Economics: Signs of progress in Sheinbaum’s Plan Mexico but excessive optimism and other faults of past years continue to predominate
Plan Mexico: a National Strategy for Industrialization and Shared Prosperity, which the administration of President Claudia Sheinbaum unveiled on January 13, clearly marks a step in the right direction in terms of planning. Complete with a mission and goals for 2030, actions for January-April 2025, as well as strategies, enablers and coordination, it also includes development poles and goals, as well as actions and projects for nine sectors of economic activity.
However, the Plan is marred by several deficiencies, beginning with extraordinarily ambitious goals and a wildly optimistic scope, raising serious concerns that many of its goals and actions are unfeasible. The Plan features entire strategies and actions that lack any budgetary basis, while its overarching statist approach is apparent, with government intervention assigned an increasingly preponderant role.
Its instruments include protectionist measures that are presumably limited to imports from countries with which Mexico lacks free trade agreements, especially China, a focus that would have limited effects. Promises of greater and more expeditious development bank financing have been a staple of recent administrations that have yet to materialize, and this time the commitment faces the added complication that several banks are currently facing non-performing loan issues. We will have to wait for more details on the rest of the Plan’s instruments, and the new decrees, laws and rules that will accompany them, in order to determine their impact and effectiveness. In this week’s Outlook we provide a classification of the Plan’s 2030 targets by degree of feasibility and offer an initial assessment of the Plan and its medium-and-long-term implications.

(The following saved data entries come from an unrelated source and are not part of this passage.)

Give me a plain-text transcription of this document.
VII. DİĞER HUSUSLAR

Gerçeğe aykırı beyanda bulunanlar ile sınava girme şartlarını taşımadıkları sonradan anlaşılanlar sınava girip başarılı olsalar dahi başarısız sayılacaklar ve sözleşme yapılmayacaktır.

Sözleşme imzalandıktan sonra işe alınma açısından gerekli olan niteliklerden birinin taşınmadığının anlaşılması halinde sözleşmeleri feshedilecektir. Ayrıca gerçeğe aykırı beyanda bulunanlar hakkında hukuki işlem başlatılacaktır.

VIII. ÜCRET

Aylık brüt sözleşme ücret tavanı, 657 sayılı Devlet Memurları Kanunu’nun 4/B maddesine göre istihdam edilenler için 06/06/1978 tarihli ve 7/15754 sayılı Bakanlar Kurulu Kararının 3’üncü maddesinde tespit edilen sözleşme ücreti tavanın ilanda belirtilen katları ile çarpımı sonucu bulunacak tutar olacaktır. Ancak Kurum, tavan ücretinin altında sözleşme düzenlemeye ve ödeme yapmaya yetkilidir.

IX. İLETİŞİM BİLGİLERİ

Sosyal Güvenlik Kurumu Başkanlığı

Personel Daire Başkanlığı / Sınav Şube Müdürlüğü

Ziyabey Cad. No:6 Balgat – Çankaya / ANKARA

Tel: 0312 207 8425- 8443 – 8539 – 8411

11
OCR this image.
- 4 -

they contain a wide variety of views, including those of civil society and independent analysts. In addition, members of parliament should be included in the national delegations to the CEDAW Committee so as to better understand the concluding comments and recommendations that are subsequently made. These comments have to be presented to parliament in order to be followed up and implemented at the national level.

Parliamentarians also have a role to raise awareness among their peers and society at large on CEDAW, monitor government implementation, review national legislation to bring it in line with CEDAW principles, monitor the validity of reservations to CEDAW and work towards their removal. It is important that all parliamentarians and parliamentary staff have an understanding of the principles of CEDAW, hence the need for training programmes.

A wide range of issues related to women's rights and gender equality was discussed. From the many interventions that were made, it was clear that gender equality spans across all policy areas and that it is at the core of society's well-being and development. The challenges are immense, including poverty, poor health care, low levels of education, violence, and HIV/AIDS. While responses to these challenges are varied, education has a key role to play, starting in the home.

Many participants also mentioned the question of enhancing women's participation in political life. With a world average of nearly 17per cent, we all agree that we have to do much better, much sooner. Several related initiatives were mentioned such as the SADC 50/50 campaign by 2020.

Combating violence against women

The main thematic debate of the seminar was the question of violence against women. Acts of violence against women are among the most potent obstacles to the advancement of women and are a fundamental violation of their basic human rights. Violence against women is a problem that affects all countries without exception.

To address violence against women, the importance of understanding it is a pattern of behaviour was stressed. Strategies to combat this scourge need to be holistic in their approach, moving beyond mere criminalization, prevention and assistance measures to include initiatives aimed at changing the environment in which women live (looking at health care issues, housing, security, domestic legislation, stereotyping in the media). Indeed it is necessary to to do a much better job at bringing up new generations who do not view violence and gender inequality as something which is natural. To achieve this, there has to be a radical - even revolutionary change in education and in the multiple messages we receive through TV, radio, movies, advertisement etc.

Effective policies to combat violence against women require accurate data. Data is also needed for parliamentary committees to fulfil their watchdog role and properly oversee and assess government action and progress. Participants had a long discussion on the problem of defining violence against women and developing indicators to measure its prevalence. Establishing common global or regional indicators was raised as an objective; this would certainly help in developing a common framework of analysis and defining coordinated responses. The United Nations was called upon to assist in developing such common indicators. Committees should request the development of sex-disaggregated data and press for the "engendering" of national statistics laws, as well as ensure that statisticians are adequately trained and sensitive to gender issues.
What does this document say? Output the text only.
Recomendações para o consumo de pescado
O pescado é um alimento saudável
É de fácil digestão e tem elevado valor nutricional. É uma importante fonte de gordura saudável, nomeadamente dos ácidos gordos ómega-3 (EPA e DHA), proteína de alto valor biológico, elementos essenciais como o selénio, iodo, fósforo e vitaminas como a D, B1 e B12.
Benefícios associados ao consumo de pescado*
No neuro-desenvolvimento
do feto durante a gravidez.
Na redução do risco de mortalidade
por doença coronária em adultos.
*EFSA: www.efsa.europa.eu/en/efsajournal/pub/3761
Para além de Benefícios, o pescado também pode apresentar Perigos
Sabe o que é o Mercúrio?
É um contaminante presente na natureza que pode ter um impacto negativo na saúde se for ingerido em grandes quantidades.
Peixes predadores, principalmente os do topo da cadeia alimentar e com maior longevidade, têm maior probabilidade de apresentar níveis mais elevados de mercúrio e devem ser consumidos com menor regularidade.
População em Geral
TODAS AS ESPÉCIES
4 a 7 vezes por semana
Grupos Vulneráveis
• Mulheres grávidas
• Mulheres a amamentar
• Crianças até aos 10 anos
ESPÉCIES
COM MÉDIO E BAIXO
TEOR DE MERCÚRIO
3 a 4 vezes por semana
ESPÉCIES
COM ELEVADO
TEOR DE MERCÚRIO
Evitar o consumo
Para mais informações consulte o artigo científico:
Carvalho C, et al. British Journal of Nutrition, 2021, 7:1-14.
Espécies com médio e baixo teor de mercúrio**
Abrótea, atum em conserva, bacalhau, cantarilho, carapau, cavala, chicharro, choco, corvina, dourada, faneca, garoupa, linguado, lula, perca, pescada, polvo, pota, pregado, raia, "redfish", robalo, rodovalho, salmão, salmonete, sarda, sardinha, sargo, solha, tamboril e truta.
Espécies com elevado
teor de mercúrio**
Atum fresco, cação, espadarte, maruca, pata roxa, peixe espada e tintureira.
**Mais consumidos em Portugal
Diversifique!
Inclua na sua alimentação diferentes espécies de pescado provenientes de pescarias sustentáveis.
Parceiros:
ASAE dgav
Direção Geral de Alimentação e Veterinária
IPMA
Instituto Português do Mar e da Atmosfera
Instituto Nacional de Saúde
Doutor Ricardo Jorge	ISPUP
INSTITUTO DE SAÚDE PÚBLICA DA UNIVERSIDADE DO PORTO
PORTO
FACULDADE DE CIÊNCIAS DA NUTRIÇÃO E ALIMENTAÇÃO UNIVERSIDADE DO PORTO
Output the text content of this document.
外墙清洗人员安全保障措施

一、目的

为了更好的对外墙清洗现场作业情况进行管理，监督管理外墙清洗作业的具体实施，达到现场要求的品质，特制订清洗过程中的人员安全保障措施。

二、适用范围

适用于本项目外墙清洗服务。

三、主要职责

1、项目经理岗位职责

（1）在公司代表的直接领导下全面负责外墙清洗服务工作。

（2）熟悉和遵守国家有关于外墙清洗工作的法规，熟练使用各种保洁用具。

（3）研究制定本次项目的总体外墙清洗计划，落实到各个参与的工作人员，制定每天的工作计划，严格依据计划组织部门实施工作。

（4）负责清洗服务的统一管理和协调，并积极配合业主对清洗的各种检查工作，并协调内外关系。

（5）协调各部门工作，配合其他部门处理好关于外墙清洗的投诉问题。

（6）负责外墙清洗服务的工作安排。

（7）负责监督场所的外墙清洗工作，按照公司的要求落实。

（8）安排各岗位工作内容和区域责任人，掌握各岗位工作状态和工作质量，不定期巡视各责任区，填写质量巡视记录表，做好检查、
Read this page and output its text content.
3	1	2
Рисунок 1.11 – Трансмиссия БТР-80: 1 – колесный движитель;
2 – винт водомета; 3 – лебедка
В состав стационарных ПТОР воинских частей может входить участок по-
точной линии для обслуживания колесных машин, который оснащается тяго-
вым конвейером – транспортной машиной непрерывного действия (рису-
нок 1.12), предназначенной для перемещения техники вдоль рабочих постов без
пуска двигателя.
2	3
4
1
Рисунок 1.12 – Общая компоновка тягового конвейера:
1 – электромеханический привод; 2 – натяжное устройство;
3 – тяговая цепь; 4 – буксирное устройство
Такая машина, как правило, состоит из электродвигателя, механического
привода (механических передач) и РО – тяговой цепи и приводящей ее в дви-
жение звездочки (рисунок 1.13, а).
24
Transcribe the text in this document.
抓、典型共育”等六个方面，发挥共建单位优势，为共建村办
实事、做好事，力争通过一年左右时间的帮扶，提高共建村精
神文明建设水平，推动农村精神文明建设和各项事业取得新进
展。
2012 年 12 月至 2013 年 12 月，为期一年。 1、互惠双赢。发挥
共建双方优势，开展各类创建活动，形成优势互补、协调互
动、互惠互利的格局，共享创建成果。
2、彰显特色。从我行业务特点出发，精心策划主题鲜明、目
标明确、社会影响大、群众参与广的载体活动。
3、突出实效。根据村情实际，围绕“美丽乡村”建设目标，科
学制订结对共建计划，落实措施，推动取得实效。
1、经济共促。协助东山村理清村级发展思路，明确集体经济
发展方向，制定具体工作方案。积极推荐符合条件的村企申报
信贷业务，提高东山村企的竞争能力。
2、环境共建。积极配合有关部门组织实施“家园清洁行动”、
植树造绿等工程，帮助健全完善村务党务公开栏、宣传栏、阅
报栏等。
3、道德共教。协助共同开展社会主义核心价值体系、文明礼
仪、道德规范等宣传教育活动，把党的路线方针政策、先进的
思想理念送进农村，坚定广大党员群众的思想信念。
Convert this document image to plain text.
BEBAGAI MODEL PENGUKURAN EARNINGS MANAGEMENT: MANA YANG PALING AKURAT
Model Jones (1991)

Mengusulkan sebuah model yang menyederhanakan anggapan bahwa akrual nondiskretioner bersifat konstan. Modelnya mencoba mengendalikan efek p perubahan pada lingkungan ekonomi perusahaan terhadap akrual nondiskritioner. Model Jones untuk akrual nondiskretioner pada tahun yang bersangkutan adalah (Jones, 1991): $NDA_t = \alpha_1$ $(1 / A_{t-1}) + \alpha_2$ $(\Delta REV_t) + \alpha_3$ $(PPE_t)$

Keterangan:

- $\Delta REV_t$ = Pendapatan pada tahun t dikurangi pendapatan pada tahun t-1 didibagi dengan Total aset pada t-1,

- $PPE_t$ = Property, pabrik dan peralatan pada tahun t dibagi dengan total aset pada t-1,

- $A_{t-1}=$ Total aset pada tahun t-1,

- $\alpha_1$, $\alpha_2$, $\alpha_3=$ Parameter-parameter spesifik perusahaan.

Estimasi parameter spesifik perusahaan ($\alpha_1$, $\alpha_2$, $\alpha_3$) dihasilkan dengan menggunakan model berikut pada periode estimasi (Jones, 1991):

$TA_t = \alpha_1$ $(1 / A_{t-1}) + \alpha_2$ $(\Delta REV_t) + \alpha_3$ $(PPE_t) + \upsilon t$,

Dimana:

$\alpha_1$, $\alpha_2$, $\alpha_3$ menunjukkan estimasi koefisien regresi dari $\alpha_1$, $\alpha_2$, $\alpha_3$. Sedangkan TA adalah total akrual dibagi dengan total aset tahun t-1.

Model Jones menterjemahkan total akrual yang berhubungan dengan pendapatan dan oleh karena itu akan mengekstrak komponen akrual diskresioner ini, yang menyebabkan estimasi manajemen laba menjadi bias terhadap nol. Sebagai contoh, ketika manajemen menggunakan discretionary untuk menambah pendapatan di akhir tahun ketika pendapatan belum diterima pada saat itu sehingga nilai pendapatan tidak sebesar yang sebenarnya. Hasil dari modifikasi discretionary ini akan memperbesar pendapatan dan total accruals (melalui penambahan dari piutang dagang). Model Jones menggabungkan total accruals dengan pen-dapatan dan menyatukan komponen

In economic indicators released last week, private consumption grew by one half a percentage point in October 2024, a third consecutive month of deceleration. Growth remained concentrated in imported goods but demand in this category has slowed considerably from the almost 20% pace of 2023 and the first half of 2024. The pace of services consumption has fallen to less than half its 2023 average. Moreover, October delivered a second consecutive drop in gross fixed investment in response to the ongoing weakening of construction investment.